Lock picking, in this demonstration I want to show you how easy it is to bypass a security that a standard padlock tries to afford you. You can do this by using an inexpensive lock picking set you can find on eBay or Amazon for about $25. This same basic technique works for a standard door lock as well, like the one you’d find on your office or your home and the reason is they both rely on a pin and tumbler system. Now, hopefully this shows you how important it is to pick a high quality, pick resistant lock to protect your networks servers and your organizational facilities. So to do this demonstration, we’re going to use four things. I have a standard padlock. I have the keys for that padlock. I have a lock pick, in this case it is a single lock pick that will have one single tooth that will try to move the pins up and down and I have a tension wrench.

So first I’ll show you that the standard padlock, You can see this is see through, so you can actually see inside of it. We’re going to put the key in just like we normally would. We will open it and you can see it’s just a standard lock. It opens to the right. And if we take the key out, we can lock it again. So now what we’re going to do is we’re going to take the tension wrench and we’re going to place it into the keyhole at the bottom. Now, when we go to open the lock we want to be able to turn it to the right. So I’m going to constantly apply just a little bit of pressure with my pinky to hold that in place. And I’m going to use the lock pick and I’m going to pick each of those six pins to find the right place for them. And once we get them right, the lock will open. You can see just how quickly and easily it is to be able to pick a lock in this manner.

71. Physical Attacks (OBJ 3.6)

When it comes to physical attacks, there are really six key types of attacks that you need to know about. These include tailgating, piggybacking, shoulder surfing, eavesdropping, dumpster diving, and badge cloning. The first type of physical attack is known as tailgating. Tailgating occurs when an attacker attempts to enter a secure portion of an organization’s building by following an authorized person into that area without their knowledge or consent. Now, for example, if I just went up to the server room door and I swipe my access badge and enter my pin number, the door would beep and unlock. And now I can walk in, because I’m part of the authorized personnel list. Now, as I open the door and walk through, but before that door shuts behind me, somebody else could sneak in, and enter the room without my knowledge. That would be considered tailgating. As a penetration tester, you can try to identify the habits of employees as they’re using those doors and the way the doors themselves function, in order to take advantage of them during tailgating. For example, if you notice that employees often let the door close by itself using the force of gravity to shut it, this can be something you could take advantage of, because there’s going to be time between when the employee walks through that door and the time the door is actually shut and locked again. By observing the door, you can also see just how long it takes for gravity to actually shut that door.

For example, I’ve been in some secure buildings where the door will shut itself in under two seconds, which doesn’t leave a lot of time to grab the door and sneak in. But I also saw other doors in that same high security building that took 30 to 60 seconds to fully shut by itself, because somebody misconfigured the tension rod that actually pulled the door shut. Other organizations I’ve been at, have trained their employees to be aware of people who are trying to tailgate into secure areas. So those employees are now in the habit of actually pulling the door shut behind them instead of simply walking away and hoping the force of gravity is going to shut the door for them. The second type of physical attack you can conduct is known as piggybacking. Now, many people get tailgating and piggybacking confused, because they are very similar. Piggybacking occurs when an attacker attempts to enter a restricted area or get past an access control vestibule by following an authorized employee with their knowledge or consent. Now notice, that is the key difference.

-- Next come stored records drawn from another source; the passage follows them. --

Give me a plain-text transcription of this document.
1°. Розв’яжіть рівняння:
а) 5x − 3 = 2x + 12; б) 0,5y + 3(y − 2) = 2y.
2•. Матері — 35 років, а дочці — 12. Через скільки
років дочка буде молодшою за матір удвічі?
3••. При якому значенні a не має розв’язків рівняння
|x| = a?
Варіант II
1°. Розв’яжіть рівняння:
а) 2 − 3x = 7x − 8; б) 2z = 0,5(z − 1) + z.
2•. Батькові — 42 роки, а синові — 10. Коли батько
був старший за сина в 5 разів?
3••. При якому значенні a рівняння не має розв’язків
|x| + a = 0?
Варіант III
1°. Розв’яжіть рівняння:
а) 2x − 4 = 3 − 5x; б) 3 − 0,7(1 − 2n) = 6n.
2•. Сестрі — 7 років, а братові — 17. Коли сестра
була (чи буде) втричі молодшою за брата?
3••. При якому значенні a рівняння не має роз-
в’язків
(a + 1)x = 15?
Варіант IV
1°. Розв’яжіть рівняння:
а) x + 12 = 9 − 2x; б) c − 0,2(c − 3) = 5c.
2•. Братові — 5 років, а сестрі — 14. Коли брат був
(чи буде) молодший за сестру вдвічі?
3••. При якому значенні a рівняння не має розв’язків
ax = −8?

With tailgating, the employee didn’t know you’re sneaking in behind them, but with piggybacking, they’re aware of it and they’re allowing it. Now, why would somebody allow it? Well, this comes back to your ability to conduct effective social engineering and using the six different methods of influence, your impersonation skills, and your ability to elicit their assistance. For example, if I walked up to the access control vestibule with my hands full of boxes, and I started fumbling around with something that looks like my access badge, an authorized employee might be nice enough to scan their own badge and hold the door open for me. If the employee trying to be nice, actually opens that door and then lets me walk through it, this is known as piggybacking. Because two people are entering on one swipe of the employees access card. In general, piggybacking works really well in large organizations, where all the employees don’t know each other. If you try to conduct piggybacking at a smaller company like mine, it’s not going to be very effective because everybody in our company knows everybody else. And so we would have to question, who are you, and why are you trying to get in this building?

Because we have less than 20 people on our team, so we know everybody who works for us. Now, the next type of physical attack is known as shoulder surfing. Shoulder surfing occurs when an attacker attempts to observe a target’s behavior without them noticing it. Most commonly, shoulder surfing is conducted very close to the target in an effort to use direct observation to obtain authentication details or other sensitive information. For example, if you’re sitting at your desk and you’re about to log into your computer in the morning, I could walk over near you, look over your shoulder as you’re typing your password. I might see your fingers start moving across the keyboard. P-A-S-S-W-O-R-D enter. Got it. Now I know your password. Your password is password. That’s the idea of shoulder surfing because I’m looking directly at your hands as you’re entering the password on the keyboard. Usually it’s not going to be as obvious as me standing right behind you and looking over your shoulder, but instead, shoulder surfing can take a lot of different forms. For example, let’s say I’m working at the desk next to yours, I could glance over at your computer screen and see sensitive information there, like your bank balance or your credit card number or something like that. Any kind of information that somebody can see when they’re not really authorized because they’re looking over your shoulder or looking at your screen, that’s going to be considered shoulder surfing. In the modern era though, shoulder surfing can also occur with the help of technology.

For example, I have a friend who has a very long telescopic lens that he uses on his camera during engagements. From across the street, he can look through an office window and take pictures of sensitive information on the victim’s computer screens. This although enabled by technology is still considered shoulder surfing. Similarly, with a smaller size of wireless cameras these days, it’s possible for a penetration tester to lead behind a small camera, pointing directly at assistant administrator screen or keyboard without it being easily detected. And this would also be another technology enabled form of shoulder surfing. The next type of physical attack we have, is known as eavesdropping. Just like we can use our eyes to conduct shoulder surfing, we can use our ears to conduct eavesdropping. Now, if you’ve been able to get into the office or you’re hanging out at a coffee shop right next to your target organization, you’re likely to overhear some information that could be useful during your attacks and exploits phase of the engagement.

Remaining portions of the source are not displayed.